How to keep bad actors from trashing the rental market on Chicago’s South Side
The days of the slumlord are over. If you’re buying up real estate in Chicago, do it right or face the consequences.
The tall midcentury residential tower at 7250 S. South Shore Drive should be an affordable housing success story. Instead, the building is a near wreck.
An Ohio-based not-for-profit, the Better Housing Foundation, bought the apartment building and 80 others across the South Side between 2016 and 2018, leaving nearly all of them in poor condition and clogging up Housing Court.
With real estate investors flocking to the South Side these days, now is a good time for the city to send a loud and clear message: The days of the slumlord are over. If you’re buying up real estate in Chicago, do it right or face the consequences.
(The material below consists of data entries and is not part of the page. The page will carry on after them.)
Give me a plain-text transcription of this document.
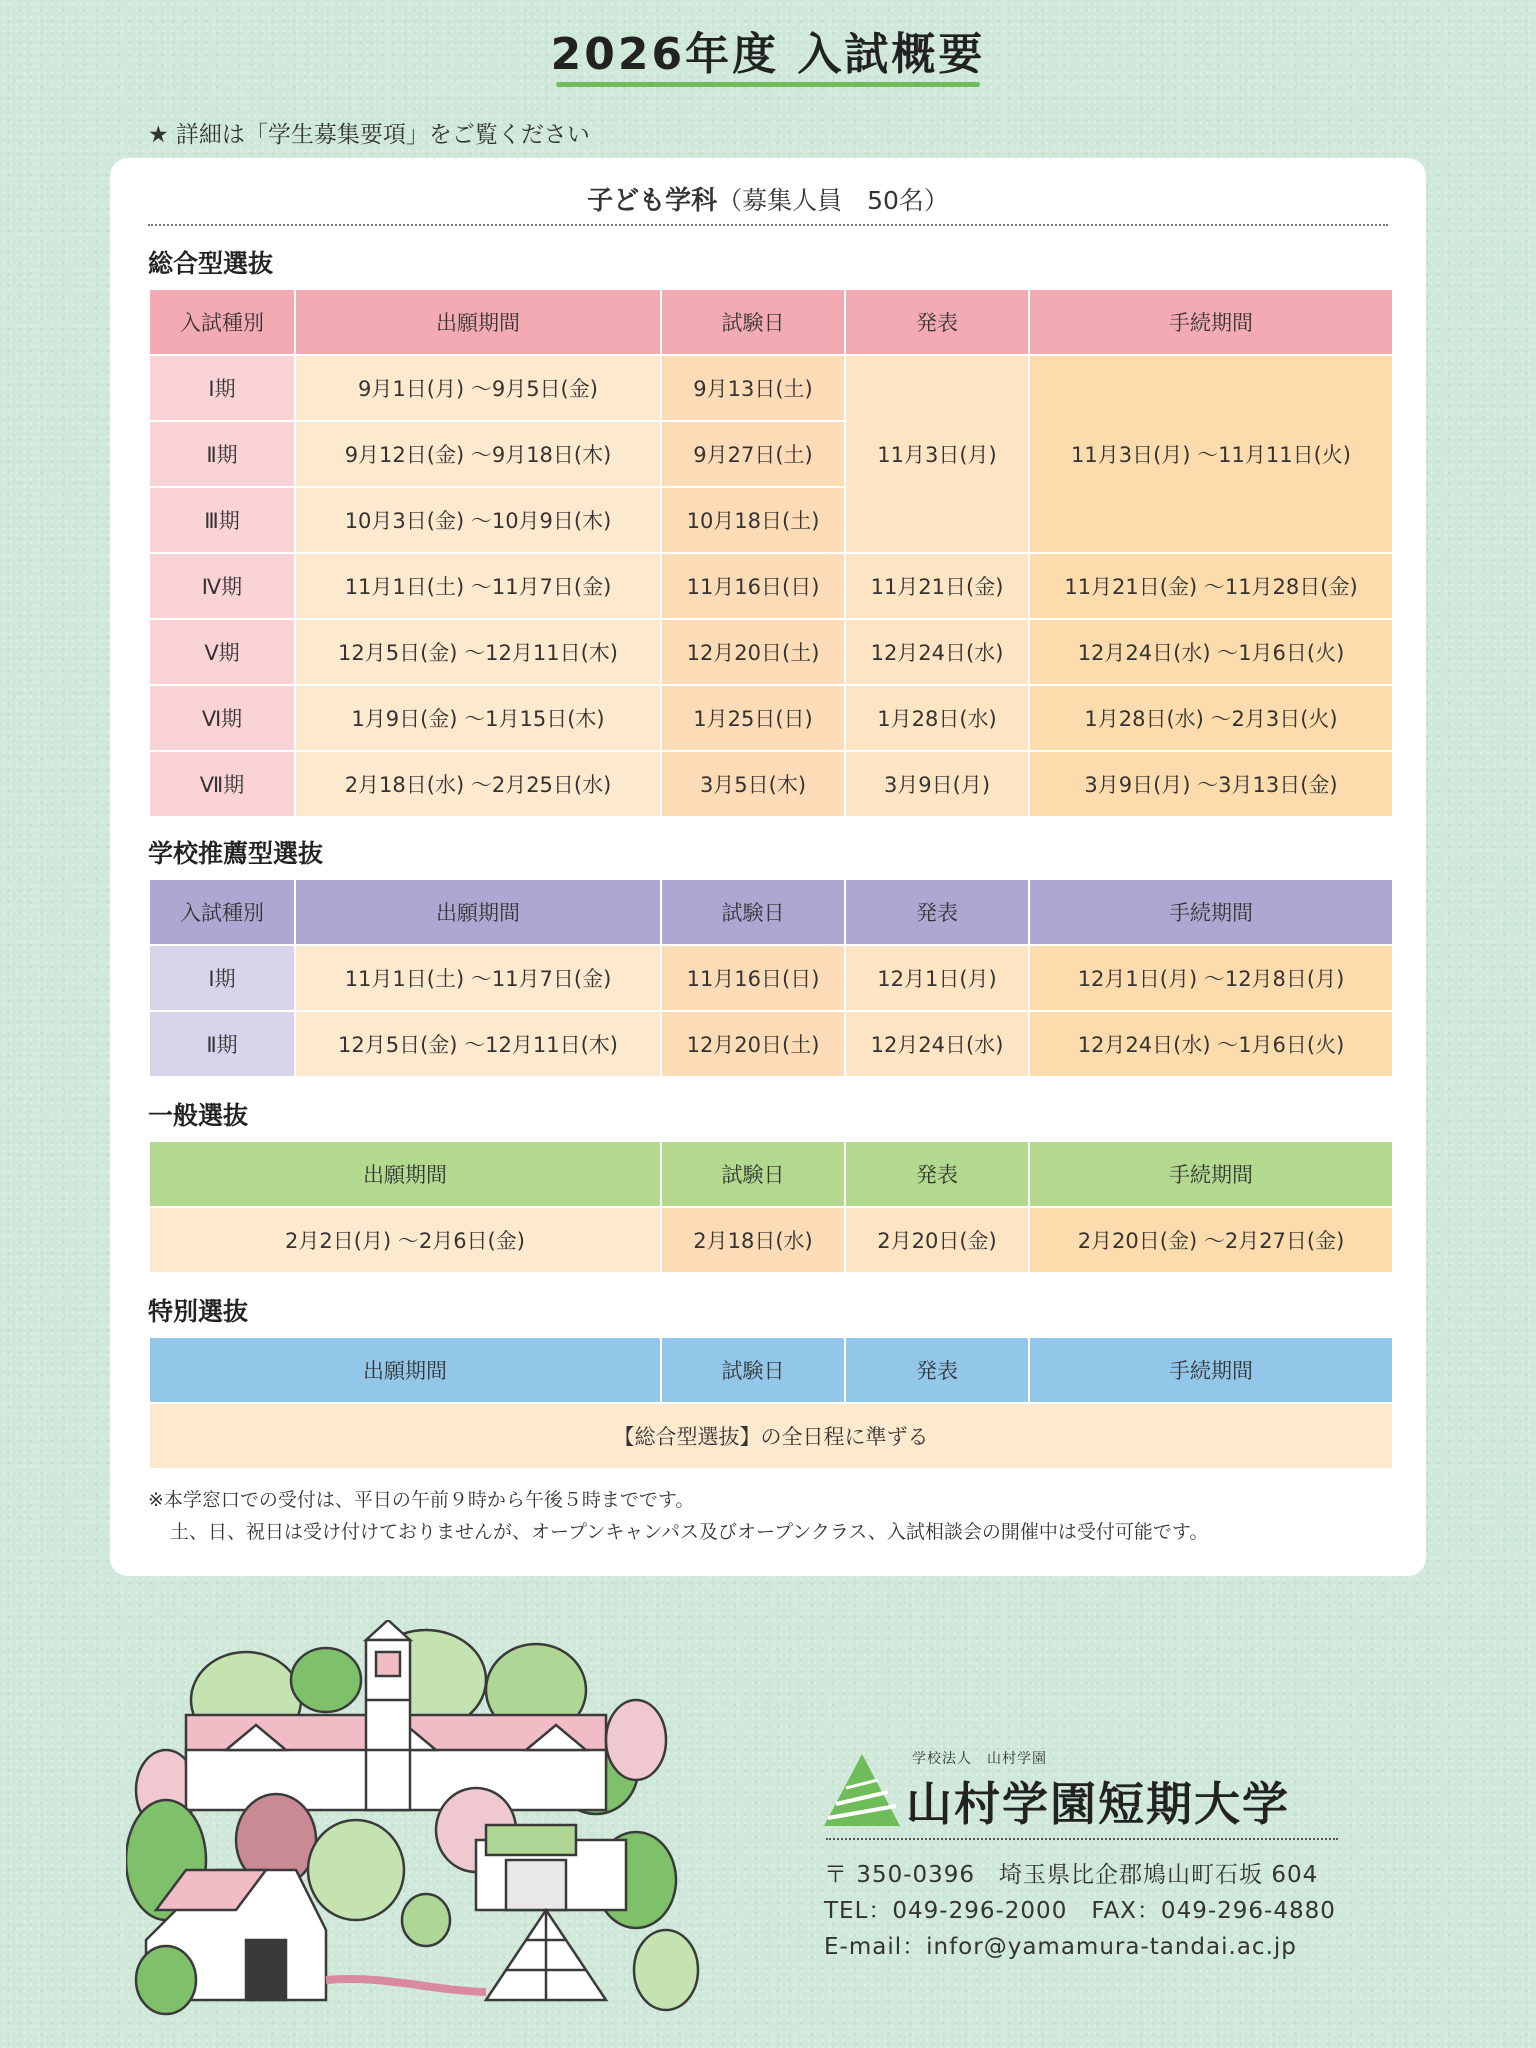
2026年度 入試概要
★ 詳細は「学生募集要項」をご覧ください
子ども学科（募集人員　50名）
総合型選抜
入試種別	出願期間	試験日	発表	手続期間
Ⅰ期	9月1日(月) 〜9月5日(金)	9月13日(土)	11月3日(月)	11月3日(月) 〜11月11日(火)
Ⅱ期	9月12日(金) 〜9月18日(木)	9月27日(土)		
Ⅲ期	10月3日(金) 〜10月9日(木)	10月18日(土)		
Ⅳ期	11月1日(土) 〜11月7日(金)	11月16日(日)	11月21日(金)	11月21日(金) 〜11月28日(金)
Ⅴ期	12月5日(金) 〜12月11日(木)	12月20日(土)	12月24日(水)	12月24日(水) 〜1月6日(火)
Ⅵ期	1月9日(金) 〜1月15日(木)	1月25日(日)	1月28日(水)	1月28日(水) 〜2月3日(火)
Ⅶ期	2月18日(水) 〜2月25日(水)	3月5日(木)	3月9日(月)	3月9日(月) 〜3月13日(金)
学校推薦型選抜
入試種別	出願期間	試験日	発表	手続期間
Ⅰ期	11月1日(土) 〜11月7日(金)	11月16日(日)	12月1日(月)	12月1日(月) 〜12月8日(月)
Ⅱ期	12月5日(金) 〜12月11日(木)	12月20日(土)	12月24日(水)	12月24日(水) 〜1月6日(火)
一般選抜
出願期間	試験日	発表	手続期間
2月2日(月) 〜2月6日(金)	2月18日(水)	2月20日(金)	2月20日(金) 〜2月27日(金)
特別選抜
出願期間	試験日	発表	手続期間
【総合型選抜】の全日程に準ずる
※本学窓口での受付は、平日の午前９時から午後５時までです。
土、日、祝日は受け付けておりませんが、オープンキャンパス及びオープンクラス、入試相談会の開催中は受付可能です。
学校法人　山村学園
山村学園短期大学
〒 350-0396　埼玉県比企郡鳩山町石坂 604
TEL：049-296-2000　FAX：049-296-4880
E-mail：infor@yamamura-tandai.ac.jp
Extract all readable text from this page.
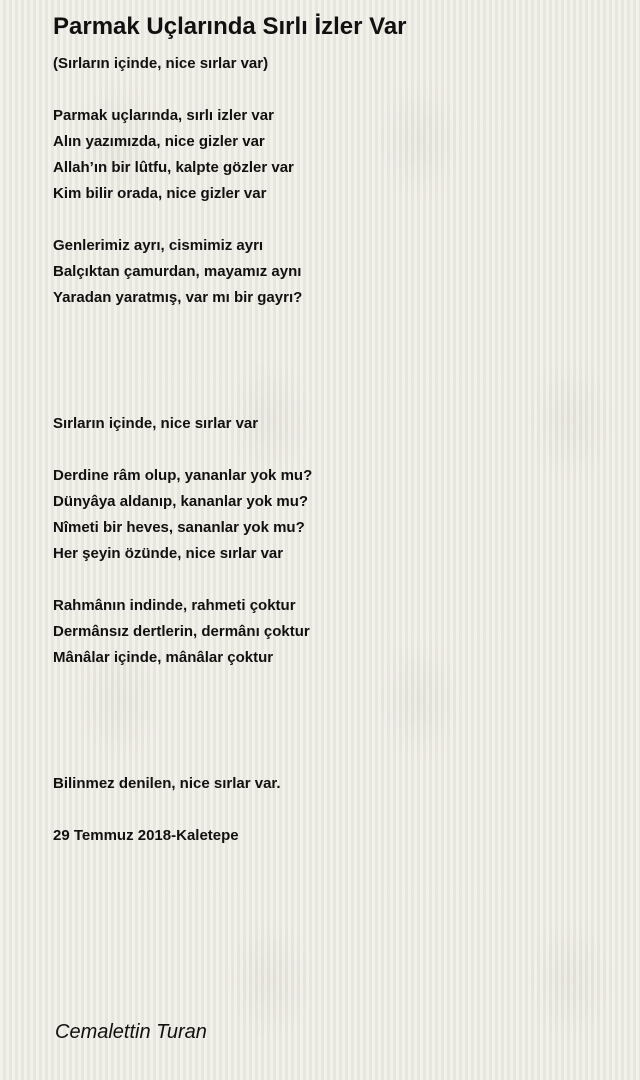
Parmak Uçlarında Sırlı İzler Var
(Sırların içinde, nice sırlar var)
Parmak uçlarında, sırlı izler var
Alın yazımızda, nice gizler var
Allah’ın bir lûtfu, kalpte gözler var
Kim bilir orada, nice gizler var
Genlerimiz ayrı, cismimiz ayrı
Balçıktan çamurdan, mayamız aynı
Yaradan yaratmış, var mı bir gayrı?
Sırların içinde, nice sırlar var
Derdine râm olup, yananlar yok mu?
Dünyâya aldanıp, kananlar yok mu?
Nîmeti bir heves, sananlar yok mu?
Her şeyin özünde, nice sırlar var
Rahmânın indinde, rahmeti çoktur
Dermânsız dertlerin, dermânı çoktur
Mânâlar içinde, mânâlar çoktur
Bilinmez denilen, nice sırlar var.
29 Temmuz 2018-Kaletepe
Cemalettin Turan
BHF is among a wave of out-of-town real estate entities rolling across the South Side, buying and packaging up scores of relatively low-cost apartment buildings in hopes of making big profits through rents, Crain’s Chicago Business and the Chicago Tribune have reported.
“The South Side is looking very attractive from an investment standpoint,” one expert told us. “It’s one thing to buy buildings, but you have to manage them. The idea that you can sit back in California someplace and let the cash flow in is a tricky proposition.”
Another out-of-town company, Florida-based EquityBuild, raised $135 million from 900 investors to buy 1,674 rental units, mainly on the South Side. But in 2018, the U.S. Securities and Exchange Commission ruled that EquityBuild’s owners, Jerome Cohen and his son Shaun, weren’t rewarding investors from financial returns from the buildings, but instead were running a Ponzi scheme, using the money from new investors to pay off older ones. The SEC began liquidating the portfolio in 2018.
Thirty-six EquityBuild buildings soon could hit the market, many with deferred maintenance issues and Housing Court cases against them.
What can the city do? To begin with, Mayor Lori Lightfoot could staff up the Building Department to track and focus more attention on packages of multi-family buildings owned by real estate investment groups. These are buildings, given their arms-length ownership, that merit more regular and rigorous inspection. Construction permits for this class of buildings should be monitored more closely as well to make sure work is being done as prescribed. Fines and court costs, as warranted, could do wonders to bring many of these entities into line.
Federal law enforcement, we are told by affordable housing experts, also should take a closer look at multiple building purchases that target South Side properties, especially those involving investment companies such as EquityBuild that appear to overpay while promising investors big profits.
Better Housing Foundation’s efforts were a spectacular fail. The organization bought more than six dozen Chicago area multi-unit buildings using $170 million in tax-exempt municipal bonds sold to investors through the Illinois Finance Authority. But instead of fixing up the structures, the now-bankrupt BHF burned through the cash as the buildings deteriorated. The organization also defaulted on the bond payments.
“I am angry and I am disappointed with this borrower,” Illinois Finance Authority Executive Director Christopher Meister told us.
IFA has a good record of issuing tax-exempt bonds for not-for-profit hospitals, local governments and institutions of higher education, but we wonder if it was out of its element in issuing such bonds on behalf of BHF. On these kinds of deals in the future, we think the IFA should work more closely with another state agency, the Illinois Housing Development Authority, which specializes in affordable housing bond issues.
Meanwhile, Illinois Attorney General Kwame Raoul is investigating BHF. We called Raoul’s office to ask about that, but they failed to get back to us. In an apparent separate investigation, the SEC subpoenaed BHF last October seeking the organization’s records about the purchases, the publication The Bond Trader reported this week.
Chicago can be a tough town in which to find an affordable place to rent. And bad and incompetent larger-scale investors only make matters worse by littering the city, especially on the South Side, with scores of dilapidated and inhabitable buildings.
Chicago has long had its fair share of homegrown bad actors in the South Side real estate game. The last thing the city needs is under-regulated outsiders jumping in for a quick and unmerited buck.